Während 66,9 Prozent der Wohnungsunternehmen die gegenwärtige Geschäftslage als sehr gut bis gut bewerten, erwarten 14,2 Prozent der Unternehmen in den nächsten 2 - 3 Jahren eine Verschlechterung der Geschäftslage.

Hierfür gibt es zwei wesentliche Ursachen:

1.        Alle Landkreise werden weiterhin deutlich Einwohner verlieren. In der Folge sinkt die Nachfrage nach Wohnraum.

2.       Die Baukosten steigen auch als Folge zunehmenden Handwerkermangels und weiterer   Auflagen.

III. Wohnungswirtschaft des Landes Sachsen-Anhalt begrüßt Politikvorhaben im Bereich Bauen und Wohnen im Koalitionsvertrag der neuen Bundesregierung

1.        Das Politikfeld „Bezahlbares Wohnen und Bauen“ hat einen neuen herausragenden Stellenwert in der Bundespolitik.

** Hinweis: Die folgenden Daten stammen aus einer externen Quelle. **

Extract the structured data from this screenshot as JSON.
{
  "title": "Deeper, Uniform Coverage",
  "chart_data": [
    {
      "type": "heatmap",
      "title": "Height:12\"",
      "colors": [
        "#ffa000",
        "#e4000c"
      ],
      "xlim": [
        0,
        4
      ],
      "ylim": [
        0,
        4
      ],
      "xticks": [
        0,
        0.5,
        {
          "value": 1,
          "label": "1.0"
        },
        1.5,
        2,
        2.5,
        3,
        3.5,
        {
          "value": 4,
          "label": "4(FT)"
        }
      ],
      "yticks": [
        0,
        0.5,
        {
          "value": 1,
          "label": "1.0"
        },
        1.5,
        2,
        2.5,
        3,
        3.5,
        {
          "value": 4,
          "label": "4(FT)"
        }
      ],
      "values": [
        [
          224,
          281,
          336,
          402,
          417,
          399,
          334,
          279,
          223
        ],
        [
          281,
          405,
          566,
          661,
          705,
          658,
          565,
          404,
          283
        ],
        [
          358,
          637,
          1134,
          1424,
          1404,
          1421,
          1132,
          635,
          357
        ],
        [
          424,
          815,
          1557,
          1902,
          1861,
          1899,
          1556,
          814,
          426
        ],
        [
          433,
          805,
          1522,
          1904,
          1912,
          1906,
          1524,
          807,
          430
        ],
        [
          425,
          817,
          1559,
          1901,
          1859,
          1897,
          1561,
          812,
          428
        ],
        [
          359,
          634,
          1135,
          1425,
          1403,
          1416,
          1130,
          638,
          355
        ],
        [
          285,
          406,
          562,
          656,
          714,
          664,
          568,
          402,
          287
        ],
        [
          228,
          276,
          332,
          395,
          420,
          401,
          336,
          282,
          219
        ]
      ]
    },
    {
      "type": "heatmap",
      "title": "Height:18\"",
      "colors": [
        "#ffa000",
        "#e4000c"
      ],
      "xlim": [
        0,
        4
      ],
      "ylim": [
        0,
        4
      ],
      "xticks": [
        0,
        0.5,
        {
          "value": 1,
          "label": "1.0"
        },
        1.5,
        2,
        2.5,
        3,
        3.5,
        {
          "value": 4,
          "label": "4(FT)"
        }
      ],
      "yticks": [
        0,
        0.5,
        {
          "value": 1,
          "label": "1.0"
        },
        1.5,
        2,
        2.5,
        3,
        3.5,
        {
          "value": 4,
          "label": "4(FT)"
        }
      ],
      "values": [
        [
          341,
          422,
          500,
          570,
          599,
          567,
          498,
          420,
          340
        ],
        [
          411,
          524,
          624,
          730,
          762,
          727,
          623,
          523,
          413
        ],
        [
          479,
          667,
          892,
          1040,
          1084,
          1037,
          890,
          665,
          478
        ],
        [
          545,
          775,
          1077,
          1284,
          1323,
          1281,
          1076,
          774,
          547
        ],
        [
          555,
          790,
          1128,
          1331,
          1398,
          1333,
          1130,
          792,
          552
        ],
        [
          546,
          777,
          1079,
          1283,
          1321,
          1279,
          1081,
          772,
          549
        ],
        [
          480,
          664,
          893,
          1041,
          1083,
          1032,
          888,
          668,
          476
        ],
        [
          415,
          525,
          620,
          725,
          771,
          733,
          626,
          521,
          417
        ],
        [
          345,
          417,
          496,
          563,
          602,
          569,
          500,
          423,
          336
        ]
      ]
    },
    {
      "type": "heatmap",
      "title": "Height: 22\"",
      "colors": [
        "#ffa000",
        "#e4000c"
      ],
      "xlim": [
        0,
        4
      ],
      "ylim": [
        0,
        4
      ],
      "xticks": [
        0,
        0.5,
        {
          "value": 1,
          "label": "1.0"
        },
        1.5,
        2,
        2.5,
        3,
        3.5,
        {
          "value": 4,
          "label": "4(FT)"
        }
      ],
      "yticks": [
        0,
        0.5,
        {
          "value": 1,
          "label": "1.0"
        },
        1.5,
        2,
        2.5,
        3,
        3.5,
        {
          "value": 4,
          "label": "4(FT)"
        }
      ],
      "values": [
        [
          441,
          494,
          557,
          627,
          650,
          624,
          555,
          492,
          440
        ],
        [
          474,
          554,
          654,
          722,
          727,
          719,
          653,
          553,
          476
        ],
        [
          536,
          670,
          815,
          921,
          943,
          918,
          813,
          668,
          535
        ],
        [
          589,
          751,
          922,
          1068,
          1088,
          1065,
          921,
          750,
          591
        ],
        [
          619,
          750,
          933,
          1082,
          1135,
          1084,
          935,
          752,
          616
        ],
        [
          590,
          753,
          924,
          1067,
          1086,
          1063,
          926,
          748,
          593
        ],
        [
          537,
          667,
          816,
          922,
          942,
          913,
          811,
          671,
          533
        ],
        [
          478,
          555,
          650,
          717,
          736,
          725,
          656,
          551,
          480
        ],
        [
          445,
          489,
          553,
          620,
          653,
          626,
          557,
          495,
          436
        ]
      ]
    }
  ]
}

Die Bewertung der Vorhaben fällt aus Sicht der Wohnungswirtschaft des Landes Sachsen-Anhalt insgesamt positiv aus. Hervorzuheben ist die Absicht, die Mittel für die soziale Wohnraumversorgung und die Städtebauförderung mindestens auf heutigem Niveau und langfristig zu verstetigen. Das ist für Städte, Bürger und Unternehmen gleichermaßen eine gute Nachricht.

2.       Negativ fällt jedoch die Bewertung der Politikansätze im Mietrecht aus. Das betrifft die Verschärfung gesetzlicher Mindestanforderungen an einen qualifizierten Mietspiegel ebenso wie die geplanten Änderungen der Modernisierungsumlage. Sachsen-Anhalt braucht beides nicht.

3.       Gleichwertige Lebensverhältnisse in Stadt und Land sind ein wichtiges Politikziel. Unter wohnungswirtschaftlichen Aspekten nimmt die Differenzierung zwischen Stadt und Land zu. Ein Indikator hierfür ist die Leerstandsquote. Während sie bei unseren Mitglieds-unternehmen in den Großstädten Magdeburg und Halle 5,8 Prozent beträgt, ist der Leerstand in den Landkreisen und Stadt Dessau-Roßlau (12,7 Prozent) doppelt so hoch. Die Wohnungswirtschaft begrüßt daher die Aussagen im Koalitionsvertrag bezüglich der Herstellung gleichwertiger Lebensverhältnisse in handlungs- und leistungsfähigen Kommunen sowohl in städtischen als auch ländlichen Räumen. Ein neues gesamtdeutsches Fördersystem sollte sich gegen eine wachsende Ungleichheit zwischen Ballungsräumen und strukturschwachen, schrumpfenden Regionen richten. Hierzu wird die Bundesregierung zusammen mit den Ländern eine Kommission „Gleichwertige Lebensverhältnisse“ einsetzen, die bis Mitte 2019 konkrete Vorschläge erarbeiten soll. Dabei soll u. a. auch das Thema der Altschuldenproblematik von Wohnungsunter-nehmen betrachtet werden.

Beide wohnungswirtschaftlichen Verbände regen an, dass das Land Sachsen-Anhalt mit Beteiligung der Wohnungswirtschaft ebenso wie auf Bundesebene eine Kommission „Gleichwertige Lebensverhältnisse“ einsetzt, die Vorschläge aus der Perspektive Sachsen-Anhalts erarbeitet.